夕食を楽しみに、定時で帰る。屋敷に到着すれば出迎えがある。そんな生活を送るようになるなんて、考えもしなかったと、オリバー様は言う。
「今の屋敷は、ユイが作ったようなものだ」
毎日の掃除や洗濯、食事は、使用人を雇えば代用できる。睡眠だって、グッズを使えば改善するのだとしても。
「もし、スキルが使えなくなったとしても、家事をするのが難しくなったとしても、雇用を解除する気はない」
安眠スキルも使えず、掃除も料理もできなかったら、もはや単なる居候だが、それでも良いのだと、オリバー様は言う。
ただ、出迎えてくれれば、それで良いと。
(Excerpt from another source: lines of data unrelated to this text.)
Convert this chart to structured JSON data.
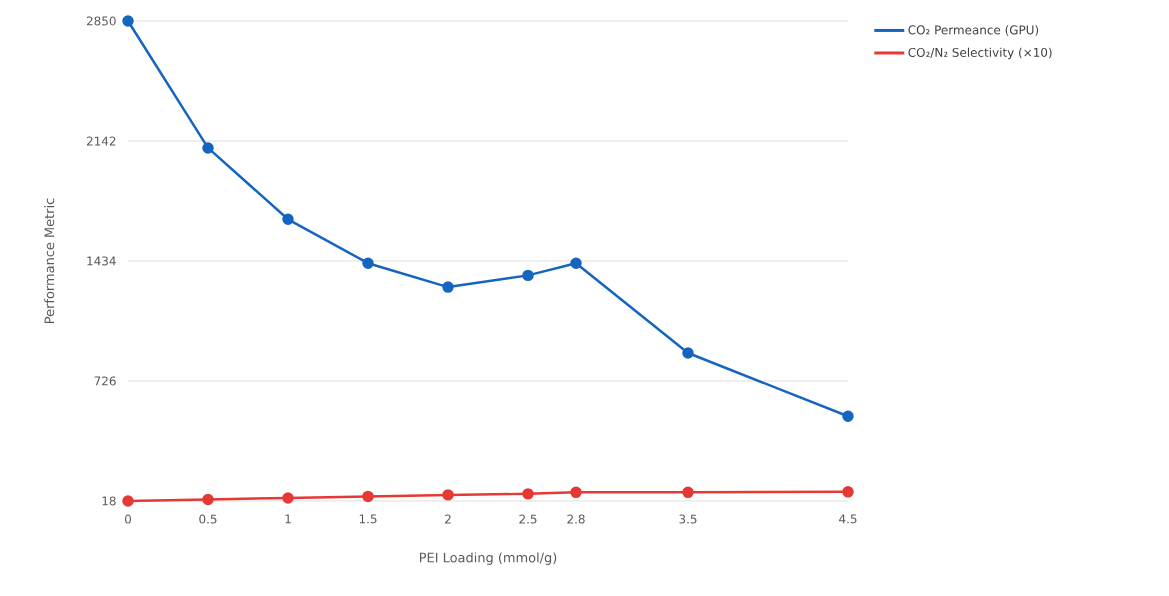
{
  "chart_data": {
    "type": "line",
    "xlabel": "PEI Loading (mmol/g)",
    "ylabel": "Performance Metric",
    "x": [
      0,
      0.5,
      1,
      1.5,
      2,
      2.5,
      2.8,
      3.5,
      4.5
    ],
    "series": [
      {
        "name": "CO₂ Permeance (GPU)",
        "color": "#1565c0",
        "values": [
          2850,
          2101,
          1680,
          1421,
          1280,
          1349,
          1421,
          891,
          518
        ]
      },
      {
        "name": "CO₂/N₂ Selectivity (×10)",
        "color": "#e53935",
        "values": [
          18,
          27,
          36,
          45,
          54,
          60,
          69,
          69,
          72
        ]
      }
    ],
    "xlim": [
      0,
      4.5
    ],
    "xticks": [
      0,
      0.5,
      1,
      1.5,
      2,
      2.5,
      2.8,
      3.5,
      4.5
    ],
    "ylim": [
      18,
      2850
    ],
    "yticks": [
      18,
      726,
      1434,
      2142,
      2850
    ],
    "grid": "y",
    "legend": "top right",
    "marker": "circle",
    "line_style": "solid"
  }
}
それだけで家に帰ったのだと、肩の力が抜けるのだと。
だから。
「私の結婚を心配して辞めるくらいなら、私は一生、結婚しなくても良い」
それは、期待していた言葉、そのものではなかったけれど。
他の女性より、私を優先してくれたこと。スキルがなくとも、必要としてくれたことが、嬉しくて。
先程までの、ほんの少しの苛立ちは、すっかり消えてしまっていた。
「……特にメリットが提示できるわけではない。だが、辞めないで欲しい」
利益が提示できないなんて、交渉にもなっていないと、オリバー様は思っているのだろう。
でも、損得抜きで、一緒にいたいと思ってくれた事実が、私にとっては大切で。
「…………オリバー様の、気が変わるまでは。傍に居させてください」
人の気持ちは、移りゆくものだけど。少しでも長く傍に居られれば、嬉しい。もし、結婚するとしても、相手が納得してくれる人なら、働き続ければ良いだろう。
そう、思っていたのに。オリバー様は、いつも通り、なんてことない口調で、はっきりと答えた。
「気が変わることはない。魔術師は、一度、己に課した決まりは守るものだ」
魔術という法則を重んじる魔術師は、決まりを守れる者にしかなれない。だから、私が辞めないと代わりに、オリバー様は本当に一生、結婚しないということになる。
「本当に、いいんですか?」
「構わない。ユイ以外に、屋敷に入れる予定はない」
重要なことなので念押しをするが、オリバー様は真剣な声音で肯定した。今迄も女性と関わっていないだろう、と目線を逸らした。
確かに、オリバー様の屋敷で暮らしている間、女性が訪問して来たことはない。ミュリエル様は私に用があったので例外である。
「でしたら、私は今から、オリバー様専属の安眠師になります」
終身雇用でお願いしますね、と笑ってみせると、オリバー様も口元に手を当て、勿論だ、と柔らかい声で笑う。
「安眠師か。悪くない名前だな」
「屋敷を快適に保つことで、安眠を守ることが仕事になるので」
「そうか。ならば、私の安眠師に、早速仕事の相談がある」
「なんでしょう」
馬車の揺れが不規則になり、屋敷が近いことがわかる。このタイミングで言い出すと言うことは、食事のリクエストか、はたまた新しい安眠アイテムの開発か。
誤解も解け、清々しい気持ちでなんでもいいですよ、と促せば、オリバー様は口の端を片側だけ歪めて笑った。
ちょっと、いや、かなり悪どい顔である。
「安眠の加護の効果について、接触時間を変更する実験だが、一定以上の効果は発揮されていない。ついては、別の条件で実験をしたい」
「あの、もしかして、その条件って……」
以前、流石に外聞が悪いからと、取りやめたものではなかろうか。
「接触面積による、睡眠時間の変化について。専属の安眠師様は、嫁ぐ予定も、無いのだろう? 私も結婚しないことだし、外聞を気にする必要はない。誤解も解けたところで、気兼ねなく試していくべきだろう」
「意外と根に持ってます?」
馬車が止まる。オリバー様は笑いながら先に降り、私に手を差し出した。
「嫌なら断っても構わない。強制するつもりはない」
嫌ではないから、答えにくいのだ。私は無言で、差し出された手を取った。
次回は来週末に更新予定です。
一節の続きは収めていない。